Throughout the current campaign cycles Americans have heard a lot about Political Action Committees or “PACs.” They are the result of the Supreme Court Case, Citizens United, which advocates for the idea of “corporate personhood.” It gives individuals and corporations the right to form PACs which can endorse political candidates/ advocate for issues and receive donations unlimited in size and number. These PACs can even form charitable wings within them and avoid being required to disclose who their donors are. While many of us might think of Stephen Colbert’s PAC “Making a Better Tomorrow, Tomorrow” humorously when considering this topic, the reality is that unlimited corporate spending on political campaigns is growing out of control. Currently there are many movements developing which demand that Congress pass a constitutional amendment to reassert political speech of individual citizens and roll back the growing legal privileges of corporations.
One store and product brand that I once thought highly of was that of Target stores. Throughout the nation Target has an image of quality products, affordable prices, and clean stores. I personally appreciated their customer service. Yet, Target is just one of many examples of corporate gerrymandering in the political process. Back in August of 2010, I was frustrated to hear about a controversy that arose after Target donated $150,000 from its treasury to a group called MN Forward that ran an ad for Tom Emmer, a candidate in the Minnesota governor’s race who was an outspoken opponent of gay rights. Many describe Emmer is an extremist conservative who supports Arizona’s controversial immigration law and once supported chemical castration for sex offenders.
Target was in the past praised by gay rights advocates for its stance on gay and lesbian issues but immediately faced angry customers and calls for boycotts. The issue sparked a shareholder resolution demanding that the the company change its political donation policies. Target CEO Greg Steinhafel was forced to issue a public apology and promised to make the changes. After the revisions were made and released, there were many who claimed that the changes weren’t sufficient. Furthermore, after hearing of Targets support for Emmer, LGBT customers and gay rights supporters were outraged. Target even lost out on a potentially lucrative deal with pop artist, Lady Gaga, after she heard about the contributions.
Despite the changes, there are Federal Election Committee filings detailed in this Huffington Post article that show Target’s PAC donating to a wide array of anti-gay politicians in the months following the initial public uproar. Donations from Target’s top executives have almost exclusively gone to Republicans. Target’s former CEO gave $617,000 during his time, most of it to the state GOP. Current Chief Executive Gregg Steinhafel has donated about $25,000 to Republican candidates and causes, including at least $1,000 to Michele Bachmann’s “Victory Committee.”
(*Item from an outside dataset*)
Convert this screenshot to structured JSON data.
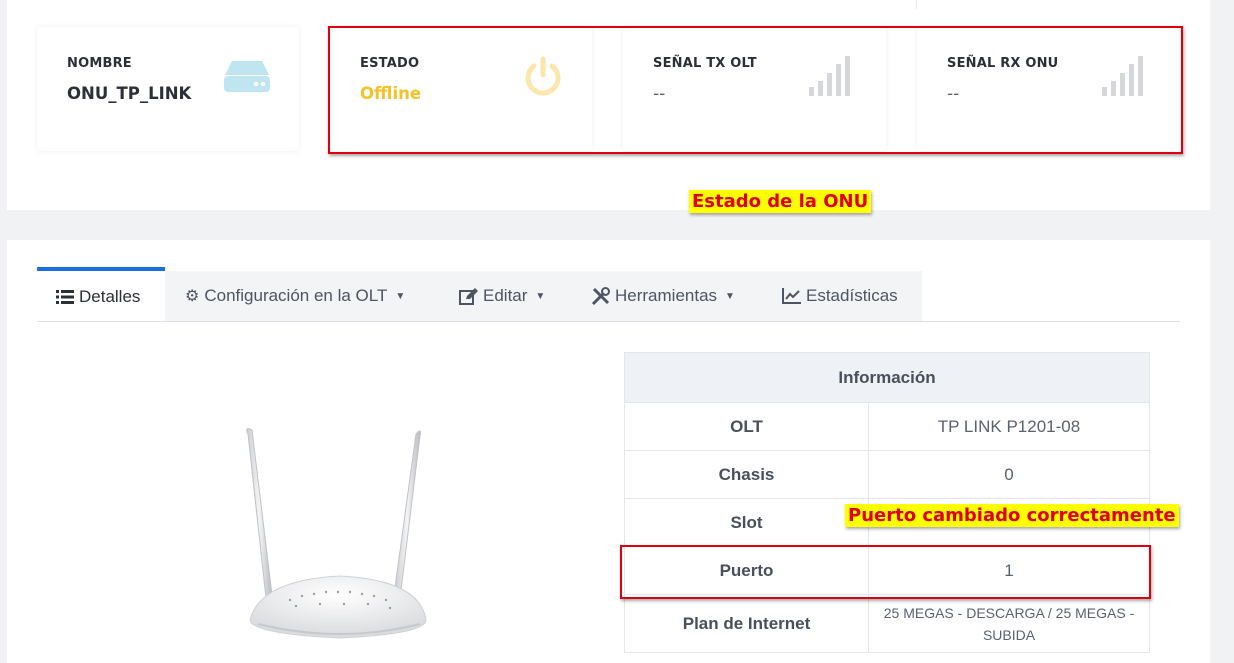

It may be impossible to predict how often companies will choose to spend shareholder money in controversial political races. Nevertheless, the practice raises many questions with regards to business ethics and the relationship between business and government which was further complicated by the Citizens United decision. Hopefully the unethical contributions from Target will serve as an example of the potential negative impact these donations can have if the company doesn’t walk the line between business and government carefully. If societal movements by MoveOn.org and the Human Rights Campaign don’t result in change to the Citizens United ruling, we can only hope that business maintains a balanced approach with regards to attempting to influence government.